PhonePe has about 10,000 employees on its rolls.

There also are some 20,000 people working on contract.

During the Covid-19 pandemic, PhonePe got about 150,000 freelancers to acquire merchants in rural India.

The company successfully digitised over 36 million offline merchants across Tier-II, -III and -IV towns, and beyond, covering 99 per cent of India’s PIN codes.

Payments were enabled through millions of PhonePe QR codes, including smart speakers installed at small businesses across the country.

The other important factor in PhonePe’s success, he said, was that it welcomed regulations and was comfortable with being regulated.

Though PhonePe is owned by Walmart, Nigam said that the retail giant’s backing only came after the firm had set up its guard rails.

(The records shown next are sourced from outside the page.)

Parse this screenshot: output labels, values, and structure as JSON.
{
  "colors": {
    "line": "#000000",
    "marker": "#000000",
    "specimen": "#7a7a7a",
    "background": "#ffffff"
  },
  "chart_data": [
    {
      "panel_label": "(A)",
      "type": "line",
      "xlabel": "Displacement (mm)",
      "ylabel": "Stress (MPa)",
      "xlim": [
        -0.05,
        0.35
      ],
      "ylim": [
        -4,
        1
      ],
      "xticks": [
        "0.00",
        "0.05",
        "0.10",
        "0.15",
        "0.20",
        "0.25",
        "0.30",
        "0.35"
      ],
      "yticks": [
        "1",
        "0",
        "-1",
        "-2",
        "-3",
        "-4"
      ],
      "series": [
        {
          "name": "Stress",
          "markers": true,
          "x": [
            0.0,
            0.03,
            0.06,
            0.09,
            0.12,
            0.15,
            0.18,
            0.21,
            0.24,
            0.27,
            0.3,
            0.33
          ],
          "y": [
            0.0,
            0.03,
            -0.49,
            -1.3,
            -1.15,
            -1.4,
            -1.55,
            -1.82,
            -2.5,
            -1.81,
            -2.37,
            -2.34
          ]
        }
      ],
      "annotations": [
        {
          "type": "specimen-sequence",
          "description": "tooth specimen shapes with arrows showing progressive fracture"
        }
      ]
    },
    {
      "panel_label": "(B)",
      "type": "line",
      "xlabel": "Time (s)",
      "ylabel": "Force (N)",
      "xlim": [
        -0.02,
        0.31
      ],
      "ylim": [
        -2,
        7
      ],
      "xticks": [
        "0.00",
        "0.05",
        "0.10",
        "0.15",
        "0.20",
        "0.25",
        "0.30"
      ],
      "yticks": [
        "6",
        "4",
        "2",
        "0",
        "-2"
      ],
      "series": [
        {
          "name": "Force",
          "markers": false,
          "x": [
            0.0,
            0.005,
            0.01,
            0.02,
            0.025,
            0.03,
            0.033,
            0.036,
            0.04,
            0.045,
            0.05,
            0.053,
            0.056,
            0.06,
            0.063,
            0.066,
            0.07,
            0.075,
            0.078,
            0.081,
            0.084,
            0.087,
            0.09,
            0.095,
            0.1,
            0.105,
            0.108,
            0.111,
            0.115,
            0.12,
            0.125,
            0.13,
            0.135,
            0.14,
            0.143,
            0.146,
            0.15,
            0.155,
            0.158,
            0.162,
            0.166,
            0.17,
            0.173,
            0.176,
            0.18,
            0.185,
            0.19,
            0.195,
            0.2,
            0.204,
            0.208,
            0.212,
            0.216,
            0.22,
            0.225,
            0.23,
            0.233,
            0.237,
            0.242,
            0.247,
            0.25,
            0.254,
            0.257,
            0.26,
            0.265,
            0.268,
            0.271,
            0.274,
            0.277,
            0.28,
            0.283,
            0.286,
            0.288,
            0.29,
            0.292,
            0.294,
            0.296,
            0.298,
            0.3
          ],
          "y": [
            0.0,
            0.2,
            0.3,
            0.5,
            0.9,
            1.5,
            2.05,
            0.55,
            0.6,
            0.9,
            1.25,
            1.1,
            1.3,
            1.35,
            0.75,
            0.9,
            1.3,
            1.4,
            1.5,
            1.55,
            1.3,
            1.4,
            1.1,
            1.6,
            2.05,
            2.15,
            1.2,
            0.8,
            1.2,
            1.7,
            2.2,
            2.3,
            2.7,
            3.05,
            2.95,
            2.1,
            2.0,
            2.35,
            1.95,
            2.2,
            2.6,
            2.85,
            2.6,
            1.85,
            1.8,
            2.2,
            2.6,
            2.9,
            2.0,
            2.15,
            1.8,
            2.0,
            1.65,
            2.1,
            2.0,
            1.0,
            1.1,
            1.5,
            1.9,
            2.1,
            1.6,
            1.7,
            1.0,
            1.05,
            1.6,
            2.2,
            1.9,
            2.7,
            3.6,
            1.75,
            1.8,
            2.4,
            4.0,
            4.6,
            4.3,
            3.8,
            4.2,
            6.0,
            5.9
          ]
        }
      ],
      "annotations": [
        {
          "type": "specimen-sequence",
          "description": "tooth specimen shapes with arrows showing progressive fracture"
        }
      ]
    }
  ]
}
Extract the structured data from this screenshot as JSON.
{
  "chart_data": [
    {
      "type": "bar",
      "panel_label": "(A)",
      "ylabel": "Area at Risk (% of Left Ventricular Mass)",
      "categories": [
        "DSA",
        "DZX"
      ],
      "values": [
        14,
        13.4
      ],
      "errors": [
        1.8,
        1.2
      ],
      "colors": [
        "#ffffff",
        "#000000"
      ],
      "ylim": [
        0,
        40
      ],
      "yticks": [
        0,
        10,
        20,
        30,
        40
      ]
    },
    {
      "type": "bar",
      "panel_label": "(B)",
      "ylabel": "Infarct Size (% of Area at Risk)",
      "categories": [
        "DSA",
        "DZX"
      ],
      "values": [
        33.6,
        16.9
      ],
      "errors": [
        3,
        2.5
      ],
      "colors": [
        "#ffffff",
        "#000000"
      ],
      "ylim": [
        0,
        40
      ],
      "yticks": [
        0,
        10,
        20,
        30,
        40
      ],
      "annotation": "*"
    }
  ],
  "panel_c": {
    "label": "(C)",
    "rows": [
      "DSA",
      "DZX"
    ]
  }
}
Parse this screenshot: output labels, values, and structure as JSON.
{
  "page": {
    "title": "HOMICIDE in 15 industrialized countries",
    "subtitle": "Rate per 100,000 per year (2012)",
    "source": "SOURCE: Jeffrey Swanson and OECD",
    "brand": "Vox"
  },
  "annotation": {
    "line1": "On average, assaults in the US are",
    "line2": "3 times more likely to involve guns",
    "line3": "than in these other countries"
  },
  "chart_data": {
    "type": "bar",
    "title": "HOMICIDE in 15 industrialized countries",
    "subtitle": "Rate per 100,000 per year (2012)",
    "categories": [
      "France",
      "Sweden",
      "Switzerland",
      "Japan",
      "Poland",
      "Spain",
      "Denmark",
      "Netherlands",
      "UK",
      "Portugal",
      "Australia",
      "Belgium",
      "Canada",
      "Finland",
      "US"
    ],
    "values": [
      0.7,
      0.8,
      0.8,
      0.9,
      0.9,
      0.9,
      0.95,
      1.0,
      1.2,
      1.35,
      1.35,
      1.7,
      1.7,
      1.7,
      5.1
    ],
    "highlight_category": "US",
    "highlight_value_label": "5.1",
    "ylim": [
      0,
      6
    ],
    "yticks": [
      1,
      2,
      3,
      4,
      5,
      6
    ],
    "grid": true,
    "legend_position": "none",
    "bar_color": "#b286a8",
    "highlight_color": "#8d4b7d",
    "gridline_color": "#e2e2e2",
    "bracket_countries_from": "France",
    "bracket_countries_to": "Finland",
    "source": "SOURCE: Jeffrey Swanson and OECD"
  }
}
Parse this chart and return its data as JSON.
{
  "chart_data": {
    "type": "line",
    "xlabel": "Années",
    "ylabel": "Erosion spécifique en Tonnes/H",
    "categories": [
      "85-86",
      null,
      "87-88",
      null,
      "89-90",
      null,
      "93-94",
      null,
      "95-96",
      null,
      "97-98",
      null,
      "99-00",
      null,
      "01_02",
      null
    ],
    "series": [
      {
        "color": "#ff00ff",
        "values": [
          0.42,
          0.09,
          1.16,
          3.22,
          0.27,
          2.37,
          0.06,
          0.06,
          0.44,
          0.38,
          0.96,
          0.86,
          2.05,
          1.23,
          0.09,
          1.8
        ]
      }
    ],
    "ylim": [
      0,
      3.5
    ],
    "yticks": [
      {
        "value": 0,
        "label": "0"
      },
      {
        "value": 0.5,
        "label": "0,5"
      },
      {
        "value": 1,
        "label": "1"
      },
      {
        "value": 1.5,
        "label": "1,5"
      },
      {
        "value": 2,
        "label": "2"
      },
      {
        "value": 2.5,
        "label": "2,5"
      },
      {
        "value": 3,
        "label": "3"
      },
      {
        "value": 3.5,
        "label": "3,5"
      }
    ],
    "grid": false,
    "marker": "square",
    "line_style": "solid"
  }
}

Its investors paid Rs 8,000 crore in tax, largely led by Walmart, to allow the firm to change its domicile from Singapore to India.

Nigam, who founded PhonePe in December 2015, has transformed it into a full financial services platform.

The company also launched the Indus Appstore developer platform to confront the might of Google in the app marketplace.

Nigam said the company was now laying the foundation for an IPO.

It was also trying to bring more independence to its board.